Friday 18 May 2012

Alvarados Mexican Cantina

In the uncoordinated scramble for new venues in post-quake Christchurch many cafes and restaurants ended up in the most unlikely places. Alvarados is one of those as it is now inauspiciously tucked in behind a pokie-machine encrusted sports bar/pub. In fact, it is part of the same building and, I suspect, owned and operated by the team from Alvarados itself. The main entrance to the restaurant is off Wilsons Rd yet the advertised address is 77 Stevens St. We entered via the Stevens St entrance only to walk in to the Sports Bar/Pokie-heaven environment and felt just a tad crestfallen that our decision to dine at A’s was a seriously flawed one. There seemed to be a complete absence of the ‘desired’ atmosphere and the noise from both the large wall-mounted televisions and the slot machines was unrelenting and offputting.
However, we were quickly advised that the restaurant was through a pair of swing doors, down a corridor and to the right. Talk about a revelation! The restaurant itself was convincingly themed in reassuring Mexican style, complete with adobe coloured walls, mood lighting, a lot of chunky wooden posts, multi-coloured striped yellow and red table cloths and more. It was well executed in my view and a pleasant change from some of the bland decor of competitors out there.

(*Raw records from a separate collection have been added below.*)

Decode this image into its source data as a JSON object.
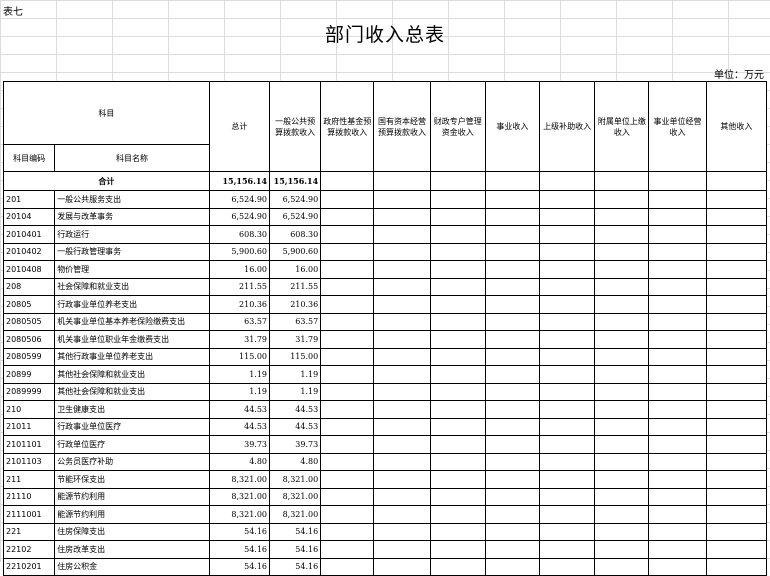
{
  "sheet_tag": "表七",
  "title": "部门收入总表",
  "unit": "单位：万元",
  "headers": {
    "subject": "科目",
    "code": "科目编码",
    "name": "科目名称",
    "total": "总计",
    "general": "一般公共预算拨款收入",
    "gov_fund": "政府性基金预算拨款收入",
    "state_capital": "国有资本经营预算拨款收入",
    "special_fund": "财政专户管理资金收入",
    "business": "事业收入",
    "subsidy": "上级补助收入",
    "affiliated": "附属单位上缴收入",
    "operating": "事业单位经营收入",
    "other": "其他收入"
  },
  "total_row": {
    "label": "合计",
    "total": "15,156.14",
    "general": "15,156.14"
  },
  "rows": [
    {
      "code": "201",
      "name": "一般公共服务支出",
      "total": "6,524.90",
      "general": "6,524.90"
    },
    {
      "code": "20104",
      "name": "发展与改革事务",
      "total": "6,524.90",
      "general": "6,524.90"
    },
    {
      "code": "2010401",
      "name": "行政运行",
      "total": "608.30",
      "general": "608.30"
    },
    {
      "code": "2010402",
      "name": "一般行政管理事务",
      "total": "5,900.60",
      "general": "5,900.60"
    },
    {
      "code": "2010408",
      "name": "物价管理",
      "total": "16.00",
      "general": "16.00"
    },
    {
      "code": "208",
      "name": "社会保障和就业支出",
      "total": "211.55",
      "general": "211.55"
    },
    {
      "code": "20805",
      "name": "行政事业单位养老支出",
      "total": "210.36",
      "general": "210.36"
    },
    {
      "code": "2080505",
      "name": "机关事业单位基本养老保险缴费支出",
      "total": "63.57",
      "general": "63.57"
    },
    {
      "code": "2080506",
      "name": "机关事业单位职业年金缴费支出",
      "total": "31.79",
      "general": "31.79"
    },
    {
      "code": "2080599",
      "name": "其他行政事业单位养老支出",
      "total": "115.00",
      "general": "115.00"
    },
    {
      "code": "20899",
      "name": "其他社会保障和就业支出",
      "total": "1.19",
      "general": "1.19"
    },
    {
      "code": "2089999",
      "name": "其他社会保障和就业支出",
      "total": "1.19",
      "general": "1.19"
    },
    {
      "code": "210",
      "name": "卫生健康支出",
      "total": "44.53",
      "general": "44.53"
    },
    {
      "code": "21011",
      "name": "行政事业单位医疗",
      "total": "44.53",
      "general": "44.53"
    },
    {
      "code": "2101101",
      "name": "行政单位医疗",
      "total": "39.73",
      "general": "39.73"
    },
    {
      "code": "2101103",
      "name": "公务员医疗补助",
      "total": "4.80",
      "general": "4.80"
    },
    {
      "code": "211",
      "name": "节能环保支出",
      "total": "8,321.00",
      "general": "8,321.00"
    },
    {
      "code": "21110",
      "name": "能源节约利用",
      "total": "8,321.00",
      "general": "8,321.00"
    },
    {
      "code": "2111001",
      "name": "能源节约利用",
      "total": "8,321.00",
      "general": "8,321.00"
    },
    {
      "code": "221",
      "name": "住房保障支出",
      "total": "54.16",
      "general": "54.16"
    },
    {
      "code": "22102",
      "name": "住房改革支出",
      "total": "54.16",
      "general": "54.16"
    },
    {
      "code": "2210201",
      "name": "住房公积金",
      "total": "54.16",
      "general": "54.16"
    }
  ]
}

Waitress Andrea, from Columbia, was well spoken, friendly and a delightful help to us throughout the evening. She added an excellent touch of regional authenticity by way of accent, appearance and dress.
A glass of Chilean wine(Montes Classic Merlot) was an acceptable way to start, followed by a soup described on the menu as Caldo de Pollo, “Our Mexican Grandma’s chicken soup recipe. This soup is envigorating! Zesty, mildly spiced, traditional chicken style soup.” This piquant prize was heavily decorated with shredded chicken and well accompanied by tomatoes, onion & slices of lime. The flavours were clean and tantalising, the colours vibrant and appealing with small additions of rice, capsicum, corn and more, each adding fine flicks of flavour to the mix. In its fiery red bowl the soup look amazingly full bodied, so rich in aroma and very much a meal in itself. A good winter pick I’m sure.
As for the main t'is true I wanted to try something different but with the benefit of hindsight I should have chosen something else! The chocolate coated chicken, or Mole Poblano, arrived like an indescribable, dark, mini cow pat; the chocolate is said to be a complex Mexican sauce, covered in sesame seeds and reputed to “originate from an incident in Puebla involving a nun and a visiting priest....”Perhaps the word "incident" should read "accident". The mind boggles and I’m not certain this is the right place to go further on this.
With some trepidation I seized my knife and fork and commenced the dissection. After my first bite I wondered whether I would be transported to another time or another place but the consequences were less miraculous. My tastebuds were indeed challenged and I wondered what on earth I was doing eating such a rich, unusually paired duo – chocolate and dry chicken – however, a certain je ne sais quoi was at play here and when the other components on the plate melded effortlessly with the choco chicken the experience was somewhat tempered, for the better in my view. The spicy diced vegetables, the salad greens and the melted cheese took some of the focus away from the dominating chocolate on the plate.
I will return in winter as felt this would be an excellent venue for a fiery dinner in the depths of the Arctic blows but I will not reorder the Mole Poblano!